Un prisme matérialiste et hédoniste sur l’existence
Épicure pensait que le monde (humains compris) était composé d’atomes, éléments insécables (a-tome) de matière et rejetait la croyance généralement admise des quatre éléments. Bien que n’ayant pas pu « découvrir » les atomes au sens scientifique moderne du terme, les atomistes grecs ont tout de même fait preuve d’une intuition géniale dans leur réflexion sur le monde matériel, menant à une vision du monde matériel qui n’est pas tout à fait étrangère à celle que nous avons développée au cours des derniers siècles.

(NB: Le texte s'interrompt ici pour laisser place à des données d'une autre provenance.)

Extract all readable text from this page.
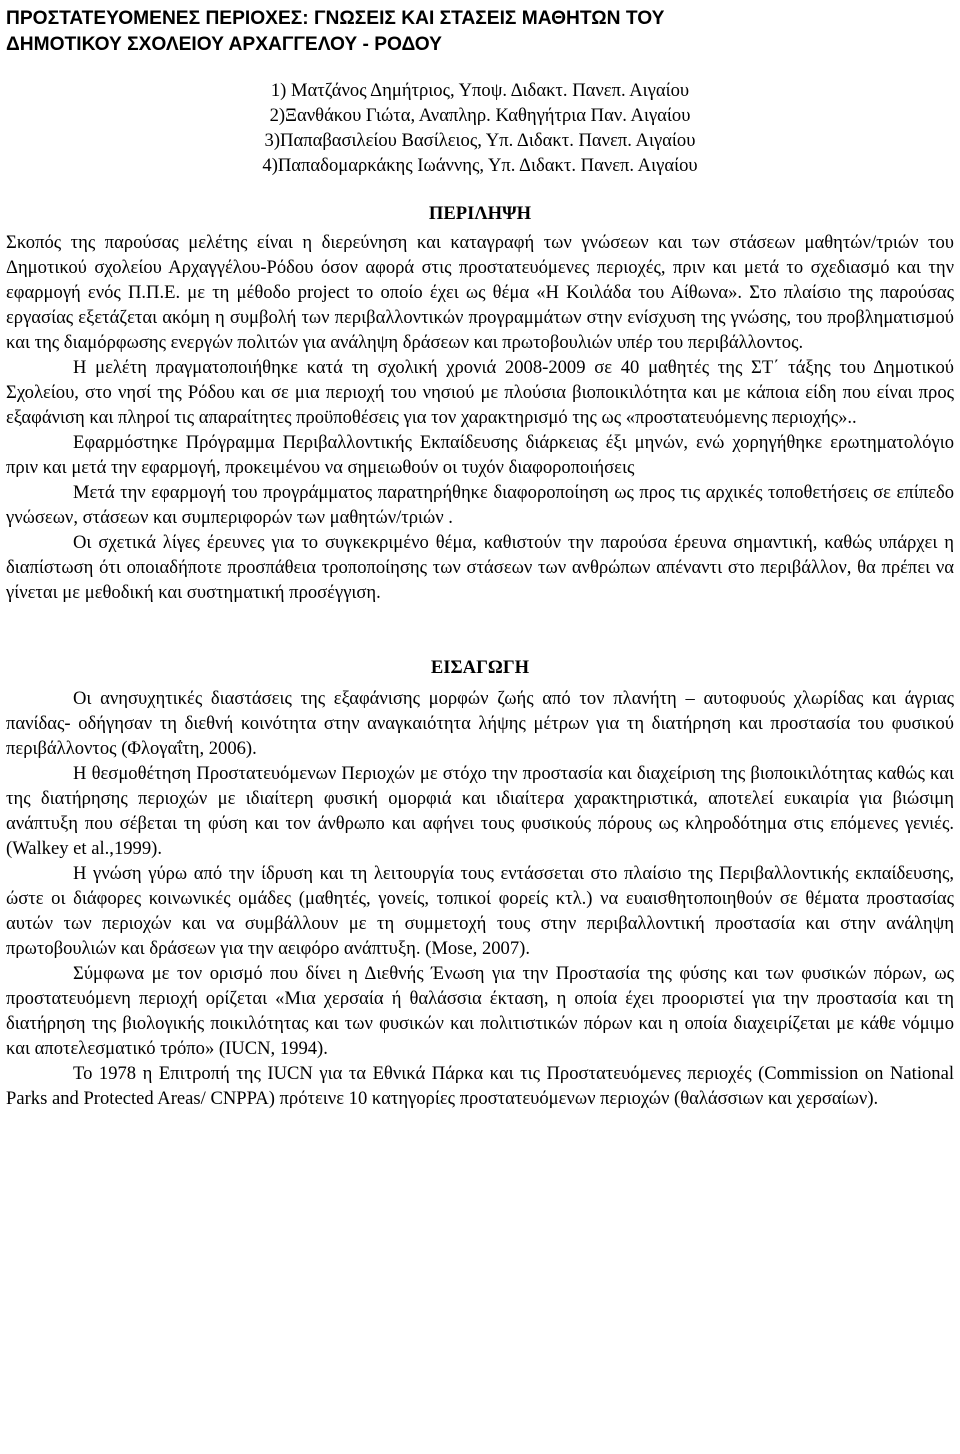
ΠΡΟΣΤΑΤΕΥΟΜΕΝΕΣ ΠΕΡΙΟΧΕΣ: ΓΝΩΣΕΙΣ ΚΑΙ ΣΤΑΣΕΙΣ ΜΑΘΗΤΩΝ ΤΟΥ
ΔΗΜΟΤΙΚΟΥ ΣΧΟΛΕΙΟΥ ΑΡΧΑΓΓΕΛΟΥ - ΡΟΔΟΥ
1) Ματζάνος Δημήτριος, Υποψ. Διδακτ. Πανεπ. Αιγαίου
2)Ξανθάκου Γιώτα, Αναπληρ. Καθηγήτρια Παν. Αιγαίου
3)Παπαβασιλείου Βασίλειος, Υπ. Διδακτ. Πανεπ. Αιγαίου
4)Παπαδομαρκάκης Ιωάννης, Υπ. Διδακτ. Πανεπ. Αιγαίου
ΠΕΡΙΛΗΨΗ

Σκοπός της παρούσας μελέτης είναι η διερεύνηση και καταγραφή των γνώσεων και των στάσεων μαθητών/τριών του Δημοτικού σχολείου Αρχαγγέλου-Ρόδου όσον αφορά στις προστατευόμενες περιοχές, πριν και μετά το σχεδιασμό και την εφαρμογή ενός Π.Π.Ε. με τη μέθοδο project το οποίο έχει ως θέμα «Η Κοιλάδα του Αίθωνα». Στο πλαίσιο της παρούσας εργασίας εξετάζεται ακόμη η συμβολή των περιβαλλοντικών προγραμμάτων στην ενίσχυση της γνώσης, του προβληματισμού και της διαμόρφωσης ενεργών πολιτών για ανάληψη δράσεων και πρωτοβουλιών υπέρ του περιβάλλοντος.

Η μελέτη πραγματοποιήθηκε κατά τη σχολική χρονιά 2008-2009 σε 40 μαθητές της ΣΤ΄ τάξης του Δημοτικού Σχολείου, στο νησί της Ρόδου και σε μια περιοχή του νησιού με πλούσια βιοποικιλότητα και με κάποια είδη που είναι προς εξαφάνιση και πληροί τις απαραίτητες προϋποθέσεις για τον χαρακτηρισμό της ως «προστατευόμενης περιοχής»..

Εφαρμόστηκε Πρόγραμμα Περιβαλλοντικής Εκπαίδευσης διάρκειας έξι μηνών, ενώ χορηγήθηκε ερωτηματολόγιο πριν και μετά την εφαρμογή, προκειμένου να σημειωθούν οι τυχόν διαφοροποιήσεις

Μετά την εφαρμογή του προγράμματος παρατηρήθηκε διαφοροποίηση ως προς τις αρχικές τοποθετήσεις σε επίπεδο γνώσεων, στάσεων και συμπεριφορών των μαθητών/τριών .

Οι σχετικά λίγες έρευνες για το συγκεκριμένο θέμα, καθιστούν την παρούσα έρευνα σημαντική, καθώς υπάρχει η διαπίστωση ότι οποιαδήποτε προσπάθεια τροποποίησης των στάσεων των ανθρώπων απέναντι στο περιβάλλον, θα πρέπει να γίνεται με μεθοδική και συστηματική προσέγγιση.

ΕΙΣΑΓΩΓΗ

Οι ανησυχητικές διαστάσεις της εξαφάνισης μορφών ζωής από τον πλανήτη – αυτοφυούς χλωρίδας και άγριας πανίδας- οδήγησαν τη διεθνή κοινότητα στην αναγκαιότητα λήψης μέτρων για τη διατήρηση και προστασία του φυσικού περιβάλλοντος (Φλογαΐτη, 2006).

Η θεσμοθέτηση Προστατευόμενων Περιοχών με στόχο την προστασία και διαχείριση της βιοποικιλότητας καθώς και της διατήρησης περιοχών με ιδιαίτερη φυσική ομορφιά και ιδιαίτερα χαρακτηριστικά, αποτελεί ευκαιρία για βιώσιμη ανάπτυξη που σέβεται τη φύση και τον άνθρωπο και αφήνει τους φυσικούς πόρους ως κληροδότημα στις επόμενες γενιές. (Walkey et al.,1999).

Η γνώση γύρω από την ίδρυση και τη λειτουργία τους εντάσσεται στο πλαίσιο της Περιβαλλοντικής εκπαίδευσης, ώστε οι διάφορες κοινωνικές ομάδες (μαθητές, γονείς, τοπικοί φορείς κτλ.) να ευαισθητοποιηθούν σε θέματα προστασίας αυτών των περιοχών και να συμβάλλουν με τη συμμετοχή τους στην περιβαλλοντική προστασία και στην ανάληψη πρωτοβουλιών και δράσεων για την αειφόρο ανάπτυξη. (Mose, 2007).

Σύμφωνα με τον ορισμό που δίνει η Διεθνής Ένωση για την Προστασία της φύσης και των φυσικών πόρων, ως προστατευόμενη περιοχή ορίζεται «Μια χερσαία ή θαλάσσια έκταση, η οποία έχει προοριστεί για την προστασία και τη διατήρηση της βιολογικής ποικιλότητας και των φυσικών και πολιτιστικών πόρων και η οποία διαχειρίζεται με κάθε νόμιμο και αποτελεσματικό τρόπο» (IUCN, 1994).

Το 1978 η Επιτροπή της IUCN για τα Εθνικά Πάρκα και τις Προστατευόμενες περιοχές (Commission on National Parks and Protected Areas/ CNPPA) πρότεινε 10 κατηγορίες προστατευόμενων περιοχών (θαλάσσιων και χερσαίων).
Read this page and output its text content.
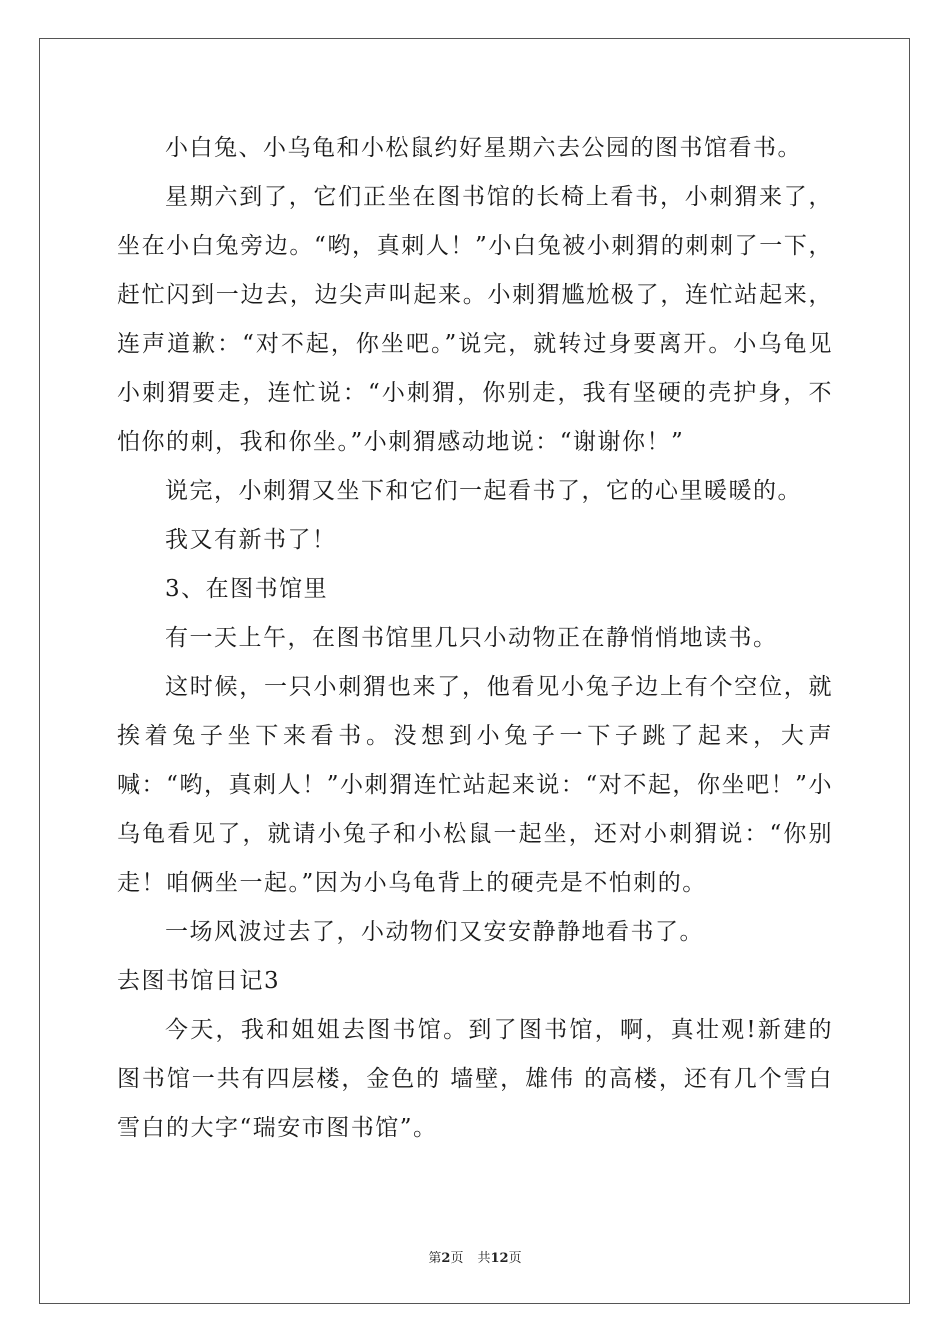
小白兔、小乌龟和小松鼠约好星期六去公园的图书馆看书。

星期六到了，它们正坐在图书馆的长椅上看书，小刺猬来了，坐在小白兔旁边。“哟，真刺人！”小白兔被小刺猬的刺刺了一下，赶忙闪到一边去，边尖声叫起来。小刺猬尴尬极了，连忙站起来，连声道歉：“对不起，你坐吧。”说完，就转过身要离开。小乌龟见小刺猬要走，连忙说：“小刺猬，你别走，我有坚硬的壳护身，不怕你的刺，我和你坐。”小刺猬感动地说：“谢谢你！”

说完，小刺猬又坐下和它们一起看书了，它的心里暖暖的。

我又有新书了！

3、在图书馆里

有一天上午，在图书馆里几只小动物正在静悄悄地读书。

这时候，一只小刺猬也来了，他看见小兔子边上有个空位，就挨着兔子坐下来看书。没想到小兔子一下子跳了起来，大声喊：“哟，真刺人！”小刺猬连忙站起来说：“对不起，你坐吧！”小乌龟看见了，就请小兔子和小松鼠一起坐，还对小刺猬说：“你别走！咱俩坐一起。”因为小乌龟背上的硬壳是不怕刺的。

一场风波过去了，小动物们又安安静静地看书了。

去图书馆日记3

今天，我和姐姐去图书馆。到了图书馆，啊，真壮观!新建的图书馆一共有四层楼，金色的 墙壁，雄伟 的高楼，还有几个雪白雪白的大字“瑞安市图书馆”。

第2页 共12页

Découlant du principe que l’être humain, et son âme, sont matériels et se dissolvent donc au moment de la mort, et que les dieux n’interviennent pas dans l’existence humaine, il conclut que la seule valeur humaine ultimement tangible est celle du plaisir. Il s’agit donc d’une doctrine hédoniste, à proprement parler. C’est donc sur l’humain et sur les valeurs humaines que se fonde cette philosophie.
Les Épicuriens ne prônaient toutefois pas un hédonisme débridé, mais un plaisir modéré, presque ascétique, défini plus par l’absence de douleur (aponia) et d’angoisse (ataraxie), fondée sur une vie simple au sein d’une communauté humaine chaleureuse. L’amitié est en effet vue comme une condition du bonheur, tant il est vrai que les humains sont des animaux sociaux qui apirent à l’affection et à la reconnaissance de leurs congénères.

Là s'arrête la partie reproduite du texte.